# New Twist on Face Paint



## OhWell (Aug 21, 2013)

This time of year my gear just stays in the van so I can bolt at any moment. I had this really cool little face paint thing that worked like a deodorant. Well apparently it got hot enough in the van to melt and then the multi colored side fell apart. I like the idea though so I started dabbling with making my own and putting it in the dispenser. This lead me to thinking about those little travel size deodorants. Unfortunately the little deodorant I chose had take a tip from matthews and the pusher was a waffle pattern. The solution was to cut a piece of plastic bag and stretch it over the bottom of the pusher and then screw it back down. I then snugged up the bag and wrapped a rubber band around to hold it tight. I poured the first layer up to the rim. I then put it in the freezer for a couple of minutes. Once cooled I trimmed the plastic bag down to the wax/paint. Now I wrapped masking tape around the dispenser at the top so I could pour above the lip.

I chose a deodorant with the most mild smell and then washed it really good with hot water and odor free soap.

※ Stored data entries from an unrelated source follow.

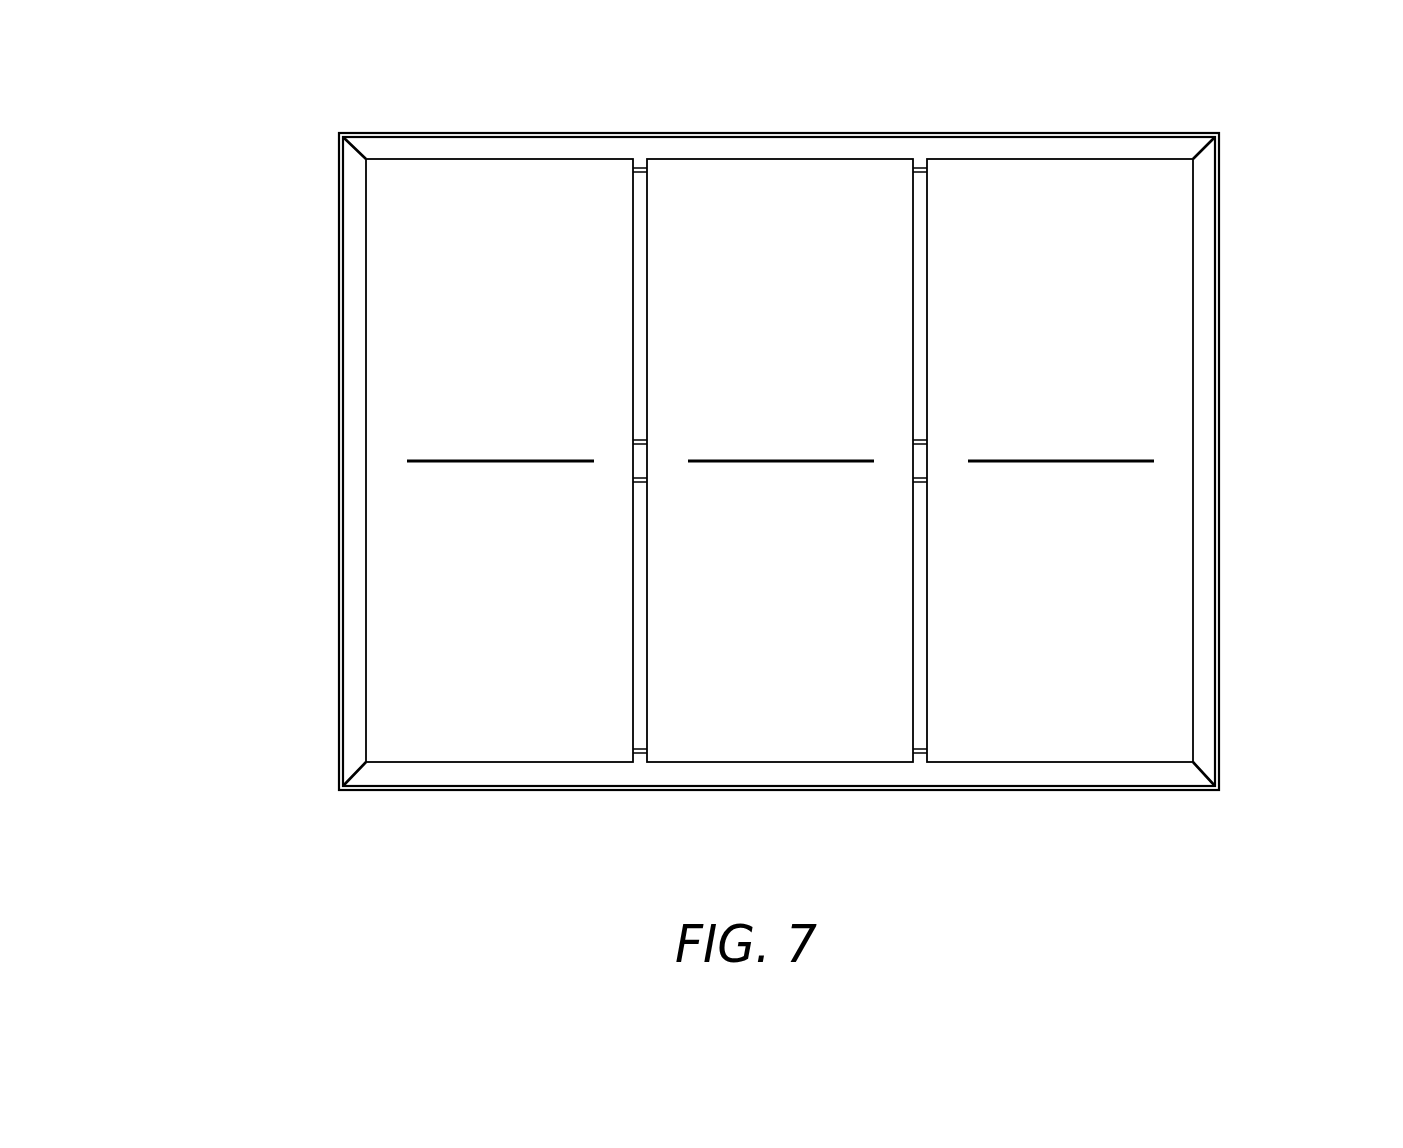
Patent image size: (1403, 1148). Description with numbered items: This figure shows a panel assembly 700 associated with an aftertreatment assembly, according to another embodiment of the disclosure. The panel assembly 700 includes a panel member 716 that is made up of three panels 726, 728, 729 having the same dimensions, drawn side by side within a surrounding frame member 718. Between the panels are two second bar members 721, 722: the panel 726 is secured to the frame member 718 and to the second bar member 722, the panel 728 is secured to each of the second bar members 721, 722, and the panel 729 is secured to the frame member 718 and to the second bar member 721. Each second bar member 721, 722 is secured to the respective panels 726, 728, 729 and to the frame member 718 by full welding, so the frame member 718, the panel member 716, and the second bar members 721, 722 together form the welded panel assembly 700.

The panel assembly 700 is at (1332, 81).
The frame member 718 is at (1250, 281).
The panel member 716 is at (1024, 652).
The second bar member 721 is at (915, 546).
The second bar member 722 is at (639, 556).
The panel 726 is at (488, 188).
The panel 728 is at (779, 188).
The panel 729 is at (1072, 188).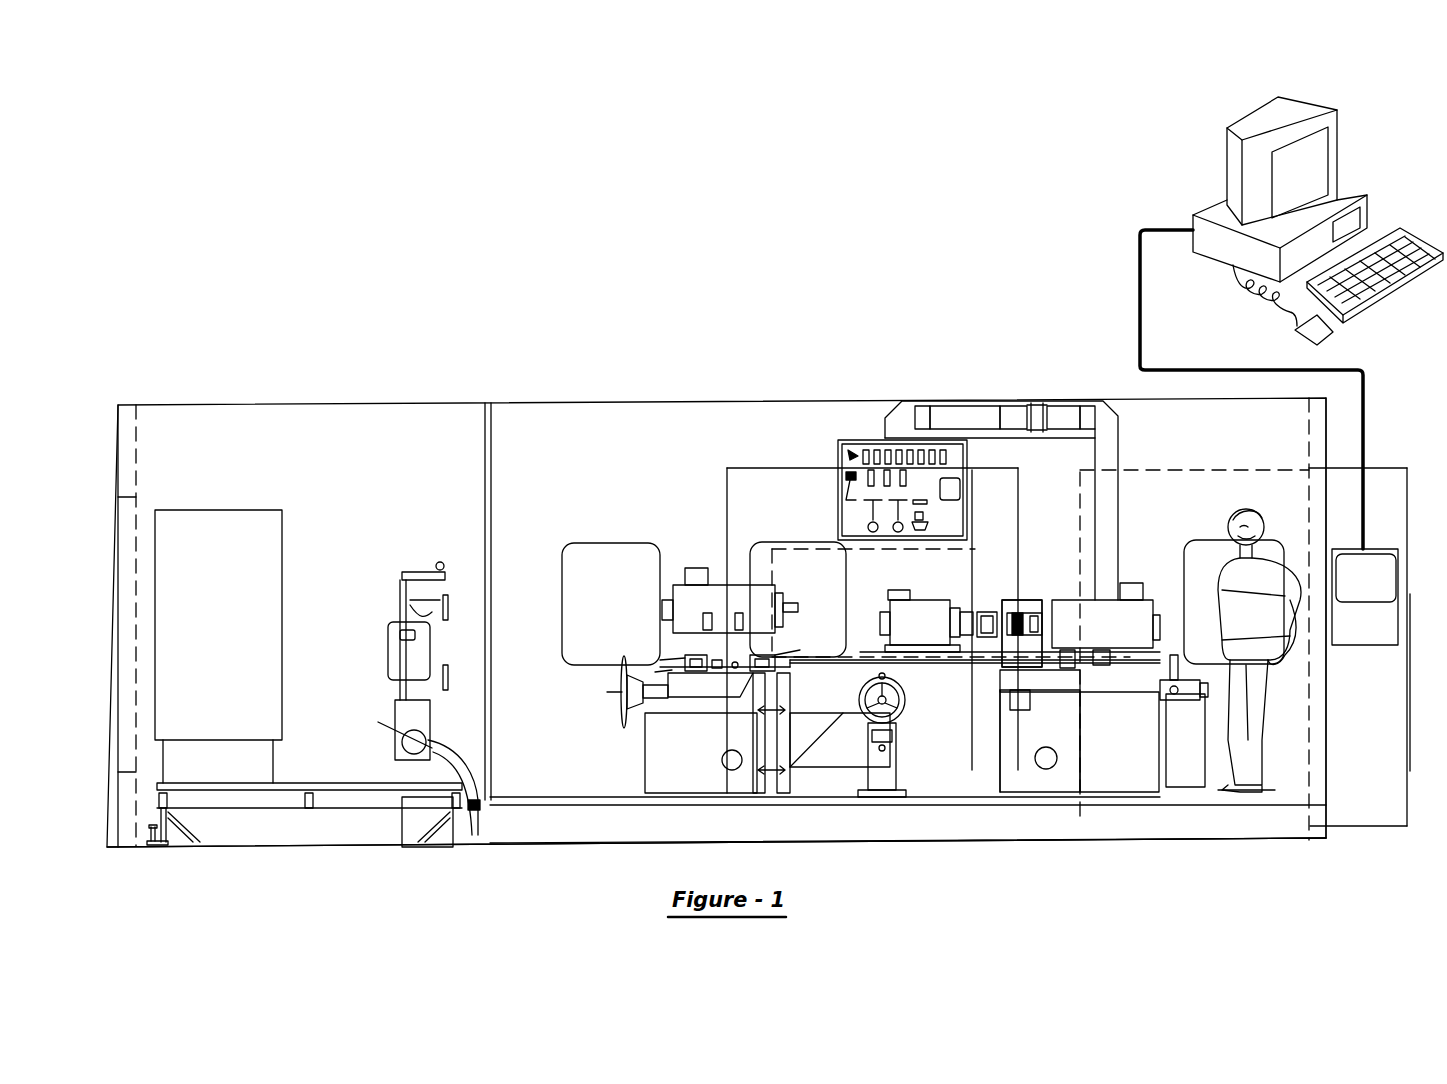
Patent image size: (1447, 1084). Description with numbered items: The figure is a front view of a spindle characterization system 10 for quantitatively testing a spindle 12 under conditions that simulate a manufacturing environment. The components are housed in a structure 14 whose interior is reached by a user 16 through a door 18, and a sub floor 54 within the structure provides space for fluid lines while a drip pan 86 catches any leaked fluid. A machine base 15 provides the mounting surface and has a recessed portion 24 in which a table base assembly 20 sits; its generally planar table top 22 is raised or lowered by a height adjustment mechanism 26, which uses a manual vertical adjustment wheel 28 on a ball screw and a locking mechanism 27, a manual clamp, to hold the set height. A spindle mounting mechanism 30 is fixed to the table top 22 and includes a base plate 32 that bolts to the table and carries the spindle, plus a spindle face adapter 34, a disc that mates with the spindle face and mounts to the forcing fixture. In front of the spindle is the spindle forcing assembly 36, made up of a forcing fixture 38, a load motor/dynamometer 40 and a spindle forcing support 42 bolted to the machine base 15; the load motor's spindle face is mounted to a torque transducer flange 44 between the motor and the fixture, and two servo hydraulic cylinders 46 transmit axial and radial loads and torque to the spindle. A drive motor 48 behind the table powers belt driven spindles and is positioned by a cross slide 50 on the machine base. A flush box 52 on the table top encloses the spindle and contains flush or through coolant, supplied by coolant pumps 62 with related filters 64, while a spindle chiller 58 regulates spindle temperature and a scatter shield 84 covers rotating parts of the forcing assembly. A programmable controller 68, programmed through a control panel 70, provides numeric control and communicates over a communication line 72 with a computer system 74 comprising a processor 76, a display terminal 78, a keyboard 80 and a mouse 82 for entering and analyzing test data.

The recipe is 3 full crayons and 2 tps of baby oil. For a double boiler I used a black olive can in a small pan.

Here are the results.


----------



## onyx48166 (Feb 9, 2011)

cool, what if you used a travel soap dish and epoxyed some dividers into it. You could make 3 or 4 different litle compartments and run all your fingers at one time across it and make stripped camo on your face. Maybe I'll design that and print one on the 3d printer.


----------



## OhWell (Aug 21, 2013)

onyx48166 said:


> cool, what if you used a travel soap dish and epoxyed some dividers into it. You could make 3 or 4 different litle compartments and run all your fingers at one time across it and make stripped camo on your face. Maybe I'll design that and print one on the 3d printer.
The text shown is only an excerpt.